CellListMap.jl
CellListMap.jl copied to clipboard
ReverseDiff gradients
Hi, I wanted to try getting some gradients from a function involving map_pairwise
as I saw on the docs that automatic differentiation was available. The issue is my input consists in hundreds of thousands of variables (a 3x~1e5 Matrix) and my output is a loss score, so ForwardDiff is quite inefficient. I tried just replacing it with ReverseDiff but I got this
ERROR: LoadError: ArgumentError: cannot reinterpret `ReverseDiff.TrackedReal{Float64, Float64, ReverseDiff.TrackedArray{Float64, Float64, 2, Matrix{Float64}, Matrix{Float64}}}` as
`SVector{3, ReverseDiff.TrackedReal{Float64, Float64, ReverseDiff.TrackedArray{Float64, Float64, 2, Matrix{Float64}, Matrix{Float64}}}}`, type `SVector{3, ReverseDiff.TrackedReal
{Float64, Float64, ReverseDiff.TrackedArray{Float64, Float64, 2, Matrix{Float64}, Matrix{Float64}}}}` is not a bits type
and with Zygote
ERROR: LoadError: Compiling Tuple{CellListMap.var"##set_number_of_batches!#38", Bool, typeof(CellListMap.set_number_of_batches!), CellList{3, Float64}, Tuple{Int64, Int64}}: try/c
atch is not supported.
My question would be first, if it is even possible to use reverse-mode differentiation with CellListMap? If so, is it possible to add some examples to the docs on how to do so? The type-conversion trick used for ForwardDiff does not work. Thanks in advance for your help.

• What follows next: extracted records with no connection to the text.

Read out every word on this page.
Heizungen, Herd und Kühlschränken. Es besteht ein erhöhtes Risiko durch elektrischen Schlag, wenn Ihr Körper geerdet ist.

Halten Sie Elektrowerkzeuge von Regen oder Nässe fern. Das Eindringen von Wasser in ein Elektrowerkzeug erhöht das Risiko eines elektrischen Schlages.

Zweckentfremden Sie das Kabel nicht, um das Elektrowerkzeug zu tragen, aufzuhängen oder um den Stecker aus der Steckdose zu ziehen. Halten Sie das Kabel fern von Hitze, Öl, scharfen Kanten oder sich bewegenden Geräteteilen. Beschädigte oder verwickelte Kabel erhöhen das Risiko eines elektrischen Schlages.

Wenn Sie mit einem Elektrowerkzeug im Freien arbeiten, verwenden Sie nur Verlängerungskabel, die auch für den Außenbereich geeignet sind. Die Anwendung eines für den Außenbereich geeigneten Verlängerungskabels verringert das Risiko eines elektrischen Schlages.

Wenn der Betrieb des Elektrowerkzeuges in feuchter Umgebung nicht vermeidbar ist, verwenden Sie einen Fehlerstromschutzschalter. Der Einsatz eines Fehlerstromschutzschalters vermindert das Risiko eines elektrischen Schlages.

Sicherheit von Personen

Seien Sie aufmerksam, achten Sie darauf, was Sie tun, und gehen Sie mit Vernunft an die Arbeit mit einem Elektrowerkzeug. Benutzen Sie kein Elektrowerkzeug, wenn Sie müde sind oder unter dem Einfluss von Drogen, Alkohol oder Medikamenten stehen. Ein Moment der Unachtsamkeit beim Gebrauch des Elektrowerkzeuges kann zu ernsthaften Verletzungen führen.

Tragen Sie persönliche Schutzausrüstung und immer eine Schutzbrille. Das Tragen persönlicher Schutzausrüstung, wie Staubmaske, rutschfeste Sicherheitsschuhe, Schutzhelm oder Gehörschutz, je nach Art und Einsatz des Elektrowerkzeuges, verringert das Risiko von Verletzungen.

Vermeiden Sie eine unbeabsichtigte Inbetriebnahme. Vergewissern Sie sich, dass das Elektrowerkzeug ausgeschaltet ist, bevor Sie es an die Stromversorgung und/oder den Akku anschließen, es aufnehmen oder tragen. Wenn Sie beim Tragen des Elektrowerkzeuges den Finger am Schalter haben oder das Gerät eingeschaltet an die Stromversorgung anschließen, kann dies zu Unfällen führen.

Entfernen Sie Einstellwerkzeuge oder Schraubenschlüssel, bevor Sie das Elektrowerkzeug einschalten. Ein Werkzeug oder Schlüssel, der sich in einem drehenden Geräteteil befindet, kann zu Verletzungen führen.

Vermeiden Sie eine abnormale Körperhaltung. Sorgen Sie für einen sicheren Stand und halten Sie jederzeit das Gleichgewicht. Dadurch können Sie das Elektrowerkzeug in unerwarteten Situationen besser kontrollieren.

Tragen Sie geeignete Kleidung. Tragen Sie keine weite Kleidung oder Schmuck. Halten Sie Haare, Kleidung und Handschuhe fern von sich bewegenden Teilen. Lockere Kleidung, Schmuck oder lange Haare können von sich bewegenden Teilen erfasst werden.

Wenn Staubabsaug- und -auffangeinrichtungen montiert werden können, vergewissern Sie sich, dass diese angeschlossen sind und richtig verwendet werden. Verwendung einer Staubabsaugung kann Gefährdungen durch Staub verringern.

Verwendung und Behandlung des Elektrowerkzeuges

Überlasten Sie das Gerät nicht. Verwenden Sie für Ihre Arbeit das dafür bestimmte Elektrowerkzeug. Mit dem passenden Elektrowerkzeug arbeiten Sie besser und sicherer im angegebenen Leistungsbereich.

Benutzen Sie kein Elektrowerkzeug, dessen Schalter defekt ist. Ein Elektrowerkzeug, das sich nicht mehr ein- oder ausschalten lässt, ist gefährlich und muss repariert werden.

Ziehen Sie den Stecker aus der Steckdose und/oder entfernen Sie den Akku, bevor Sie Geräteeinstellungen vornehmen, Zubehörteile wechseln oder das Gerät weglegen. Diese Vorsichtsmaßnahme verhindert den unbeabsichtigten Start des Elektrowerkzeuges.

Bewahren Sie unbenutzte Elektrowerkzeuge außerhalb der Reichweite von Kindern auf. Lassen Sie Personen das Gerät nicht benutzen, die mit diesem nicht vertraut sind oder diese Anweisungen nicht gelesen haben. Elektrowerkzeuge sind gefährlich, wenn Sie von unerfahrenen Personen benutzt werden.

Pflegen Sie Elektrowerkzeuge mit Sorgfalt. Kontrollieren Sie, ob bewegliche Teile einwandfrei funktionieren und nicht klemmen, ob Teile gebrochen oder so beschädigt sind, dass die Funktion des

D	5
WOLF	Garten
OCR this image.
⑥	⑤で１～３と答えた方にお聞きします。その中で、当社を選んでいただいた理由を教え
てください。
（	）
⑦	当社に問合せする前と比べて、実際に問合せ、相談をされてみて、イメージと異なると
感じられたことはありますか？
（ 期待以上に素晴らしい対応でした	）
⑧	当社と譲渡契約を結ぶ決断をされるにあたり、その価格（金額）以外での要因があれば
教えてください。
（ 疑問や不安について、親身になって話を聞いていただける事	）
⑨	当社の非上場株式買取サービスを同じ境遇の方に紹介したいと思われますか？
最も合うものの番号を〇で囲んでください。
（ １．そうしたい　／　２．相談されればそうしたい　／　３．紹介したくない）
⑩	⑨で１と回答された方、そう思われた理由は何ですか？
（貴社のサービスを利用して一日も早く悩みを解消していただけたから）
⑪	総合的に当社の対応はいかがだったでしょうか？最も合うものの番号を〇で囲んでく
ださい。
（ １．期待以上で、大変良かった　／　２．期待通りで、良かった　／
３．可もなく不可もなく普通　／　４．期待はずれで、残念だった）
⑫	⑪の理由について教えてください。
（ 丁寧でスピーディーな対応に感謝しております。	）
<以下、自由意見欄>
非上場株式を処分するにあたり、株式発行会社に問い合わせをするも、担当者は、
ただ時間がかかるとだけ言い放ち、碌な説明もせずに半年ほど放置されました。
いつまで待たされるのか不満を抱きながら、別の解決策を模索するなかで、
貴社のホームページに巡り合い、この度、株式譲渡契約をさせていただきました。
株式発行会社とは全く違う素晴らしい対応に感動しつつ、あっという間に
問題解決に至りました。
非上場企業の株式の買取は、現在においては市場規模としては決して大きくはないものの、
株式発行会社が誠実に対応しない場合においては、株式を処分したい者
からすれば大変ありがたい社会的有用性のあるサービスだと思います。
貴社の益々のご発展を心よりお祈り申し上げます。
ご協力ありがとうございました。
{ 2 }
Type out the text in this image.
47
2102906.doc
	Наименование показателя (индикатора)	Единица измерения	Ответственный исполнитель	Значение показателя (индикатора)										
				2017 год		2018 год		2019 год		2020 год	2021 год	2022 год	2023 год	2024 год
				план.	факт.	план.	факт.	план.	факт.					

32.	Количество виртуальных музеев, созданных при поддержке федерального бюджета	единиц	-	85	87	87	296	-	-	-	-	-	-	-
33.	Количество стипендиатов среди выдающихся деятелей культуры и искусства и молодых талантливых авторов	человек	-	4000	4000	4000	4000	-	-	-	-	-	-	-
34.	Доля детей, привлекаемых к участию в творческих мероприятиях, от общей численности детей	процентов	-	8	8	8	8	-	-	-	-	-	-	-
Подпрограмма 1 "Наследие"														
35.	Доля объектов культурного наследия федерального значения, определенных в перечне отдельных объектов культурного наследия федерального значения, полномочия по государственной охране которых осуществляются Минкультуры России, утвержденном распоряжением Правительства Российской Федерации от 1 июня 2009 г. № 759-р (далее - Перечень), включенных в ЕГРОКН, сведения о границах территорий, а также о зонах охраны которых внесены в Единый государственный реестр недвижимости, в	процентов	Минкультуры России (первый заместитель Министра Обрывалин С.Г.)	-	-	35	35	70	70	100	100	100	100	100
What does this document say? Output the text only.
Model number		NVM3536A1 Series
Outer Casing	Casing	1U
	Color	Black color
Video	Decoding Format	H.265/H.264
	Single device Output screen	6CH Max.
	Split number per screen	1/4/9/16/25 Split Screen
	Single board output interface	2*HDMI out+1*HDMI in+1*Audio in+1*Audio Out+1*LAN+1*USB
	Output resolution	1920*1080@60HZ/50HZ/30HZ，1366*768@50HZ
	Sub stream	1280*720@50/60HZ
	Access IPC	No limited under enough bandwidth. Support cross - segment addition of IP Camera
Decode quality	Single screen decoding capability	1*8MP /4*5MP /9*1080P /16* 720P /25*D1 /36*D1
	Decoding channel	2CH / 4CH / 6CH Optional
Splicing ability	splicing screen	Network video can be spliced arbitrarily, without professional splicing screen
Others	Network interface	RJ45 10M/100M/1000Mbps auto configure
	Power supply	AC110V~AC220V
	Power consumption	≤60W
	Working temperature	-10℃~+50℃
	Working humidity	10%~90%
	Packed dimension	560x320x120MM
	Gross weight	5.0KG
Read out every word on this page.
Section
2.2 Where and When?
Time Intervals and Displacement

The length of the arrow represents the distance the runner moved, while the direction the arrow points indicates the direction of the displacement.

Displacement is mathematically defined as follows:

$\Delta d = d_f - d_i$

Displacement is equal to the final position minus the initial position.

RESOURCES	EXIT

I don't remember having tried reverse diff. I'll take a look at it asap.
Here is the situation. Currently, you cannot really reverse-differentiate easily through the whole construction of the cell lists, but you can bypass all that and differentiate the computation of the objective function, if the coordinates are provided (redundantly) as a closure.
For example, consider the following simple function, which sums the squared distance between particle coordinates:
sum_sqr(d2, s) = s += d2
Which could be mapped to all pairs of particles (here constructed as matrices of size (3,N)
, with:
coordinates = rand(3,1000)
box = Box([1,1,1], 0.05)
cl = CellList(coordinates,box)
map_pairwise( (_, _, _, _, d2, s) -> sum_sqr(d2, s), 0.0, box, cl)
(the (x,y,i,j...)
parameters are omitted because they are not used in the sum_sqr
function).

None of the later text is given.